Di penghujung dari salah satu hari yang sulit, Brother Billy Johnson merasa terdorong untuk menyalakan radionya sekitar tengah malam sebelum tidur. Sewaktu mendengarkan, dia mendengar kabar bahwa pembatasan imamat telah dibatalkan. Dia mengenang, “Saya melompat dan mulai menangis serta bersukacita dalam Tuhan dengan air mata bahwa sekarang adalah waktunya di mana Tuhan akan mengutus para misionaris ke Ghana dan ke bagian-bagian lain Afrika untuk menerima imamat .… Saya sungguh sangat bahagia.” Ketika misionaris tiba di Ghana, mereka menemukan sekelompok orang yang telah siap untuk memeluk Injil yang dipulihkan. Brother Johnson bersama dengan sekitar 600 anggota jemaatnya dibaptiskan. “Setelah melayani sebagai presiden cabang pertama Cape Coast, [Brother] Johnson melanjutkan melayani sebagai presiden distrik, misionaris penuh waktu, dan sebagai bapa bangsa Pasak Cape Coast Ghana” (lihat Elizabeth Maki, “‘A People Prepared’: West African Pioneer Preached the Gospel before Missionaries,” history.ChurchofJesusChrist.org).

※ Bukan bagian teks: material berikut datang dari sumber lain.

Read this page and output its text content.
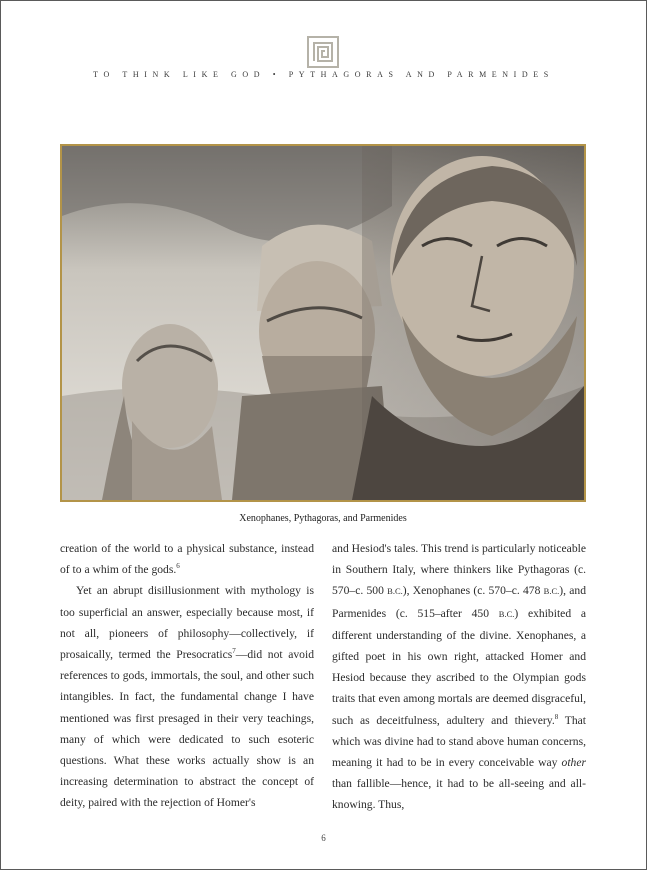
TO THINK LIKE GOD • PYTHAGORAS AND PARMENIDES
Xenophanes, Pythagoras, and Parmenides

creation of the world to a physical substance, instead of to a whim of the gods.$^6$

Yet an abrupt disillusionment with mythology is too superficial an answer, especially because most, if not all, pioneers of philosophy—collectively, if prosaically, termed the Presocratics$^7$—did not avoid references to gods, immortals, the soul, and other such intangibles. In fact, the fundamental change I have mentioned was first presaged in their very teachings, many of which were dedicated to such esoteric questions. What these works actually show is an increasing determination to abstract the concept of deity, paired with the rejection of Homer's

and Hesiod's tales. This trend is particularly noticeable in Southern Italy, where thinkers like Pythagoras (c. 570–c. 500 B.C.), Xenophanes (c. 570–c. 478 B.C.), and Parmenides (c. 515–after 450 B.C.) exhibited a different understanding of the divine. Xenophanes, a gifted poet in his own right, attacked Homer and Hesiod because they ascribed to the Olympian gods traits that even among mortals are deemed disgraceful, such as deceitfulness, adultery and thievery.$^8$ That which was divine had to stand above human concerns, meaning it had to be in every conceivable way other than fallible—hence, it had to be all-seeing and all-knowing. Thus,

6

Untuk informasi lebih lanjut, Anda dapat menyaksikan video “Long-Promised Day” (8:40), yang menggambarkan sukacita yang Billy Johnson rasakan setelah mengetahui mengenai wahyu yang memperluas imamat bagi semua anggota pria yang layak.
Sebagai buah dari wahyu yang mengakhiri pembatasan imamat dan bait suci, para misionaris dewasa ini mengkhotbahkan Injil di banyak negara di Afrika, bait suci sejak itu telah dibangun di benua itu, dan ratusan ribu keturunan Afrika kulit hitam telah menerima tata cara Injil bagi diri mereka sendiri dan bagi leluhur mereka yang telah mati. Dewasa ini, anggota Gereja dari keturunan Afrika kulit hitam membuat kontribusi yang berharga kepada Gereja di seluruh dunia sewaktu mereka bersatu dengan sesama Orang Suci dan berjuang untuk menjadi “satu di dalam Kristus Yesus” (Galatia 3:28).